Je considère ma pratique comme intrinsèquement écologique, elle constitue un mode alternatif qui cherche à permuter ce qui existe industriellement en une variation naturelle, faisant parfois appel à des traditions oubliées. J’ai par exemple essayé de réaliser de la colle naturelle à partir de bouleau, de résine de pin, de gui et bientôt de houx.

La notion de cycle est omniprésente: de la balade, à la récolte -mais aussi du transport jusqu’à la mise en place.
Toutes ces étapes font de mes réalisations des propositions éphémères. Je les considère même comme des êtres à part entière qui depuis la récolte, demandent différents soins et attention. M’occuper d’une de mes réalisations c’est comme prendre soin d’une plante, devenir jardinier. J’emploie le terme d’oeuvre seulement pour définir toutes ces étapes de récolte, de renouvellement et de transformation. L’oeuvre d’une vie, comme dans un parallèle sculptural qui se doit d’être incarnée, avec une vitalité et quelques péripéties.

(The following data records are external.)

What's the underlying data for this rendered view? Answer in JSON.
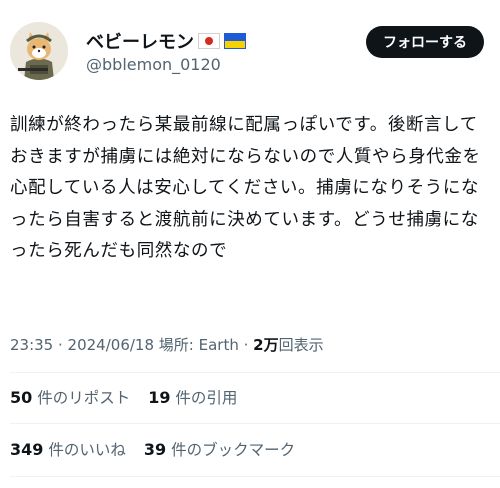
{
  "user": {
    "display_name": "ベビーレモン",
    "handle": "@bblemon_0120",
    "flags": [
      "japan-flag",
      "ukraine-flag"
    ]
  },
  "actions": {
    "follow_label": "フォローする"
  },
  "tweet": {
    "text": "訓練が終わったら某最前線に配属っぽいです。後断言しておきますが捕虜には絶対にならないので人質やら身代金を心配している人は安心してください。捕虜になりそうになったら自害すると渡航前に決めています。どうせ捕虜になったら死んだも同然なので"
  },
  "meta": {
    "time": "23:35",
    "separator1": " · ",
    "date": "2024/06/18",
    "location": " 場所: Earth",
    "separator2": " · ",
    "views_count": "2万",
    "views_label": "回表示"
  },
  "stats": {
    "reposts_count": "50",
    "reposts_label": "件のリポスト",
    "quotes_count": "19",
    "quotes_label": "件の引用",
    "likes_count": "349",
    "likes_label": "件のいいね",
    "bookmarks_count": "39",
    "bookmarks_label": "件のブックマーク"
  },
  "colors": {
    "text": "#0f1419",
    "secondary": "#536471",
    "button": "#0f1419",
    "divider": "#eff3f4"
  }
}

Cette démarche pour le vivant s’est réellement affirmée pendant ma résidence de quatre mois à la Fondation Gruber Jez au Mexique (Yucatán). L’atelier était situé dans un jardin tropical, où la matière organique était donc environnante. Sur place, les conditions climatiques influençaient beaucoup la production. En travaillant avec des pelures d’orange par exemple, je n’avais que quelques heures pour concevoir ma pièce avant qu’elle ne sèche. La chaleur me permettait aussi de la figer et de la conserver.
La suite du processus était assuré par les Linepithema humile, ces fourmis d’Argentine qui attendaient la douceur de la nuit pour venir s’approvisionner en sucre…
De ce voyage, j’en suis revenu différent et je lie depuis mes enjeux à ceux de la nature et de l’éphémère, provenant du vivant et retournant à la terre.

Pour le vivant la question du temps est omniprésente. S’en rapprocher c’est activer une décélération; S’ouvrir vers un monde qu’il faut observer pour le saisir, et toucher pour le comprendre.
Le progrès technique peut aussi se trouver dans ces formes de vie qui nous entourent et qui sont présentes depuis bien plus longtemps que nous. Dans une logique de progression, c’est vers ces formes du passé que j’envisage la construction d’un avenir et que je compte approfondir mes recherches botaniques.